De volta à música

 


Após algumas semanas de silêncio, volto a escutar música. Há uma tirinha de Laerte muito interessante, em que um personagem diz buscar o silêncio porque gosta muito de música. Nos últimos dias, substituí notas por anotações, andamentos por tropeços, sóis por luas, fás por faltas e dós por compaixões. Restaram as fiéis e métricas pausas.

 

A verdade é que quase ninguém consegue ser fortíssimo por muito tempo. Nem mesmo forte. Muito menos piano. Há algo mais desnecessário do que um piano quando se quer silêncio? Já escreveu Alberto Caeiro: “Para que é preciso ter um piano?/O melhor é ter ouvidos/E amar a Natureza.” Nesses dias que passaram, meu teclado virou uma escrivaninha. Com efeito, é da minha Natureza espalhar papéis, livros... criar bagunças. Meu mundo é sempre como o de Caetano: fora da ordem. O xadrez de notas brancas e pretas serviu bem como mesa, ainda que demasiado estreita.

 

Acontece que nem só de silêncio vive o homem. Até mesmo os religiosos e as religiosas que fazem voto de silêncio têm intensa comunicação e diálogo — com o divino e consigo. Silêncio, quando é demais, ensurdece. Por isso, volto às canções de antes como quem precisa respirá-las e bebê-las com alguma urgência existencial.

 

Mas, o que escutar primeiro? — foi a minha dúvida.
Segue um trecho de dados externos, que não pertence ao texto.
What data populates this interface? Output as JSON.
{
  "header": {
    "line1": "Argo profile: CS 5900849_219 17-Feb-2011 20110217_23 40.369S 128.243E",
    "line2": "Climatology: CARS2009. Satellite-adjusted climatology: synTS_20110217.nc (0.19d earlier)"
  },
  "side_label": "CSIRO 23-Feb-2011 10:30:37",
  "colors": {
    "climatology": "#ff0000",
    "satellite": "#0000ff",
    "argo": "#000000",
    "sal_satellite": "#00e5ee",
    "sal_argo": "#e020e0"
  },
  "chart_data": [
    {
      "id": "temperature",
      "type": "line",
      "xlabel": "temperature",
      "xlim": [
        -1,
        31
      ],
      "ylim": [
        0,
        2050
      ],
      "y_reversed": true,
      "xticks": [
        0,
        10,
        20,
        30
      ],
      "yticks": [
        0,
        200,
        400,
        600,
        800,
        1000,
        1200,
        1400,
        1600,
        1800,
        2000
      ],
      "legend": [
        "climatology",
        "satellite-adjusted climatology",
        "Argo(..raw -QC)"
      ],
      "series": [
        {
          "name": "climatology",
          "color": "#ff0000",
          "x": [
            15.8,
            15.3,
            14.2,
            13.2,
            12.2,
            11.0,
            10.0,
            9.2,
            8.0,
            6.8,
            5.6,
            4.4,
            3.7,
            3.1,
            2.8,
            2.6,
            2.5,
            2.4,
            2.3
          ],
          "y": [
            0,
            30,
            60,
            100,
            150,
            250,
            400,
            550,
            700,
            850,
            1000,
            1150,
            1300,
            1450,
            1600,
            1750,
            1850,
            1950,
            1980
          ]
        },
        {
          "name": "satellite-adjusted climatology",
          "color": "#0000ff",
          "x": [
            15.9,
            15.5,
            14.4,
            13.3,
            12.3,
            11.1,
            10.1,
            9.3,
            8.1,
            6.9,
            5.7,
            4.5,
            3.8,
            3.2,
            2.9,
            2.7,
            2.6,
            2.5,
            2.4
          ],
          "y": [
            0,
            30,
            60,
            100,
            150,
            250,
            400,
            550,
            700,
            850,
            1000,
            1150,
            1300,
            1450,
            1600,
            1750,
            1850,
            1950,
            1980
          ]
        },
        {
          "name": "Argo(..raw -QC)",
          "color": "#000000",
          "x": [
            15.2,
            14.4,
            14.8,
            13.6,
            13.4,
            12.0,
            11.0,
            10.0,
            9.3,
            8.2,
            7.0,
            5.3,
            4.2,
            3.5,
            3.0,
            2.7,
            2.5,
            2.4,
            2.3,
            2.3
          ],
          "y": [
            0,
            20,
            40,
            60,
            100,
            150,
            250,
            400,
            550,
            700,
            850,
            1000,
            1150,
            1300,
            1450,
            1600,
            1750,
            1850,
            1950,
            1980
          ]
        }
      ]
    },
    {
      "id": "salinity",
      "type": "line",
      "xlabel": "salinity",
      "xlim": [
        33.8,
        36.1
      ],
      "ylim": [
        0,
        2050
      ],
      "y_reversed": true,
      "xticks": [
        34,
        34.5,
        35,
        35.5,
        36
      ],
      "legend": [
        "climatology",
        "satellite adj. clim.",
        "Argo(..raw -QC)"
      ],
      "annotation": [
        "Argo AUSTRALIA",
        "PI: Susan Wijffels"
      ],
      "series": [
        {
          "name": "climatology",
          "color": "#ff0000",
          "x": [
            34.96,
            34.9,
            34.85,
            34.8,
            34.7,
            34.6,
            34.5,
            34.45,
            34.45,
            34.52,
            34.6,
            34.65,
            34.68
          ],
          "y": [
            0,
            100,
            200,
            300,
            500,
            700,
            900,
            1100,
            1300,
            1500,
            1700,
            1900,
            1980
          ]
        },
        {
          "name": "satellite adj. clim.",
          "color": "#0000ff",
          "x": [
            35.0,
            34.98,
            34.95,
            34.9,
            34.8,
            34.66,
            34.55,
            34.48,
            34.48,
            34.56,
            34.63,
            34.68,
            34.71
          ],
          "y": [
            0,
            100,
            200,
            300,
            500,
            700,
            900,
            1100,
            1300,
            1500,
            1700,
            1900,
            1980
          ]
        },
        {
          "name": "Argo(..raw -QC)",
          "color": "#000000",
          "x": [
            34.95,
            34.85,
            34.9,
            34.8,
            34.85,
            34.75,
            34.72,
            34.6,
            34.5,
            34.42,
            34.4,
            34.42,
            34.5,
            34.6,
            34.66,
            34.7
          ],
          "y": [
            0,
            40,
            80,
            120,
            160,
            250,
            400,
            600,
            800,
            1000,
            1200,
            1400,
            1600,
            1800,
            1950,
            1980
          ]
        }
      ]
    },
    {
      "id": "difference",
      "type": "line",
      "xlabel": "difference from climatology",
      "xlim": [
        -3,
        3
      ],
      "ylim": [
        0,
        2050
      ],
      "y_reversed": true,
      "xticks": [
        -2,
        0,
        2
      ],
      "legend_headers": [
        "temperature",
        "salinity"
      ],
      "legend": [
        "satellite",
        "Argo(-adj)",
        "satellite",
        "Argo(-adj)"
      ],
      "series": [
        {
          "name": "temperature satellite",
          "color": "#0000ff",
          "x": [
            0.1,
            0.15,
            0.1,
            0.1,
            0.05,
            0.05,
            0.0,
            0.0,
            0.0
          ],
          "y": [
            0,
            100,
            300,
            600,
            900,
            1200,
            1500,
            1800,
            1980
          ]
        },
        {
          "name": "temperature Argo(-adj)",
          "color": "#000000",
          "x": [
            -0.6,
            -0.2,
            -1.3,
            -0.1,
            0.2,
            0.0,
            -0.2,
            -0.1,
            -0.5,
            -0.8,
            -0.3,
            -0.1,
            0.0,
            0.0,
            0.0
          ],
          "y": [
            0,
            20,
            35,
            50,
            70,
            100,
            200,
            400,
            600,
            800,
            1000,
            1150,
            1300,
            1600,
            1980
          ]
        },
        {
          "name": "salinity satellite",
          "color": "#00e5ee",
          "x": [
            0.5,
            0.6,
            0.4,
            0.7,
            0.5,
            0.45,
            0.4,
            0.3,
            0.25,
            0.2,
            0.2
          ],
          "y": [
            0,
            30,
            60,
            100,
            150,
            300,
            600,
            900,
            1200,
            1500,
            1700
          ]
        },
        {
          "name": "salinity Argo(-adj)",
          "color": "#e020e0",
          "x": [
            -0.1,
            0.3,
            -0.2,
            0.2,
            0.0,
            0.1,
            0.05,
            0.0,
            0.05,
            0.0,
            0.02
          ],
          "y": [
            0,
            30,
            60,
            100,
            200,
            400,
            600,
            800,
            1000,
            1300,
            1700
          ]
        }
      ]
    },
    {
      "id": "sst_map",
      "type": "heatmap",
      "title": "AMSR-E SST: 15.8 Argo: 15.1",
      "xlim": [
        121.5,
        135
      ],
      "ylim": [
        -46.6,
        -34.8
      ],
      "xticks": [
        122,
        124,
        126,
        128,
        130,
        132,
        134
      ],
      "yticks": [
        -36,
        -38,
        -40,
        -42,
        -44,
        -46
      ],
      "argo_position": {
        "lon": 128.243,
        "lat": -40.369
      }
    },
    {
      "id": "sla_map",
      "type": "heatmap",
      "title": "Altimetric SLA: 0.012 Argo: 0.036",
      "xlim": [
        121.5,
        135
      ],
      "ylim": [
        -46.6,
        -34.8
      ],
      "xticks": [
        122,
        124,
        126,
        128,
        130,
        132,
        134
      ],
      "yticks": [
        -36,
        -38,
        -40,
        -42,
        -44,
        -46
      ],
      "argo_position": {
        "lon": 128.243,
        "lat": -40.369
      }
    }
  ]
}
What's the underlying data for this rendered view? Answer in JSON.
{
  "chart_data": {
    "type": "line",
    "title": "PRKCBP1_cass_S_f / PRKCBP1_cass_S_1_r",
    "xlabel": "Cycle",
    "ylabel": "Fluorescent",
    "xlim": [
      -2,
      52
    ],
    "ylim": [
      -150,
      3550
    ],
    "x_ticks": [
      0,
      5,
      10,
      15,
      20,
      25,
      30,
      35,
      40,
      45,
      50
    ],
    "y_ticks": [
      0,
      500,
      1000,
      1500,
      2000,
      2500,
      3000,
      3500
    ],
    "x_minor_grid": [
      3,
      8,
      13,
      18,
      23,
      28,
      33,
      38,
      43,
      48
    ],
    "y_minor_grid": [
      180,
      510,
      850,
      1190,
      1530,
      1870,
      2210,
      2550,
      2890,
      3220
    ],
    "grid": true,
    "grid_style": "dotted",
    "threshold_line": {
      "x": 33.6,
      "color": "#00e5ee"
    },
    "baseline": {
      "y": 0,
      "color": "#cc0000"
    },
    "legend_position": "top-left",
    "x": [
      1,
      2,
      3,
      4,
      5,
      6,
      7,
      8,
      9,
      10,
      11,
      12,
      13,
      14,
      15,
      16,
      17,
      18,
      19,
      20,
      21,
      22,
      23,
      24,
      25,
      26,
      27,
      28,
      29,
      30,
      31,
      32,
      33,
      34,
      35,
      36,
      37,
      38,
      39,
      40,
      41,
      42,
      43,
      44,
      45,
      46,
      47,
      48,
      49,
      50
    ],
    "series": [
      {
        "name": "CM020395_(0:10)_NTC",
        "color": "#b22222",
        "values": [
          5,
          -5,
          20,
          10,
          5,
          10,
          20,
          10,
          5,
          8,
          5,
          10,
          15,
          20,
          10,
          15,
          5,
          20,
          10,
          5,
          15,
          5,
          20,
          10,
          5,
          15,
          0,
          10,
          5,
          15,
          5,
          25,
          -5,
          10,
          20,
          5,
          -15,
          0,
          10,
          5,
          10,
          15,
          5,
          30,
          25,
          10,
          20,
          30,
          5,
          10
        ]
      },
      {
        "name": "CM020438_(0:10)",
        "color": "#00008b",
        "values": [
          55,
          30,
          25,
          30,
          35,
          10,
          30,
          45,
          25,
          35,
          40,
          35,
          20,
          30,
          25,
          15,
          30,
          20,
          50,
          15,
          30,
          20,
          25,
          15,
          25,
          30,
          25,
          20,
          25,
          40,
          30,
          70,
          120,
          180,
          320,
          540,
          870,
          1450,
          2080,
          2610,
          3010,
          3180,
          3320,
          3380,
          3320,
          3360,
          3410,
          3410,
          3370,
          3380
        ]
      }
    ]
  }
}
Decidi começar com o que escutei por último, antes da longa pausa. Às vezes, em uma música, finda uma pausa, volta-se ao refrão. Comecei por Jorge Drexler: “Y el péndulo viene y va,/y vuelve a venir e irse”. Depois, Mercedes Sosa: “Si no canto lo que siento/me voy a morir por dentro”. Então, Marília Pêra: “Também já se viu/em terras destruídas/renascer mais trigo/que no melhor abril”.

 

Empolguei-me com os ritmos e acordes; rejuvenesci-me. Alegrei-me ainda mais quando consegui descobrir o nome de uma canção que estava em minha cabeça há, pelo menos, quatro anos: “Chipi chipi” — porém, não consegui identificar a autoria. Como é angustiante tentar lembrar ou procurar o nome de algo e não conseguir! Trata-se de uma faixa que apareceu em um filme sobre a vida de Che Guevara, ao qual assisti quando eu ainda estava no ensino fundamental. Os tempos eram outros!

 

Termino a escrita desta crônica escutando uma interpretação magnífica de Bibi Ferreira da canção “My way”, eternizada na voz de Frank Sinatra. “And did it my way”... Agora, tentarei arriscar algo na flauta de bambu. Talvez um condor passe por aqui.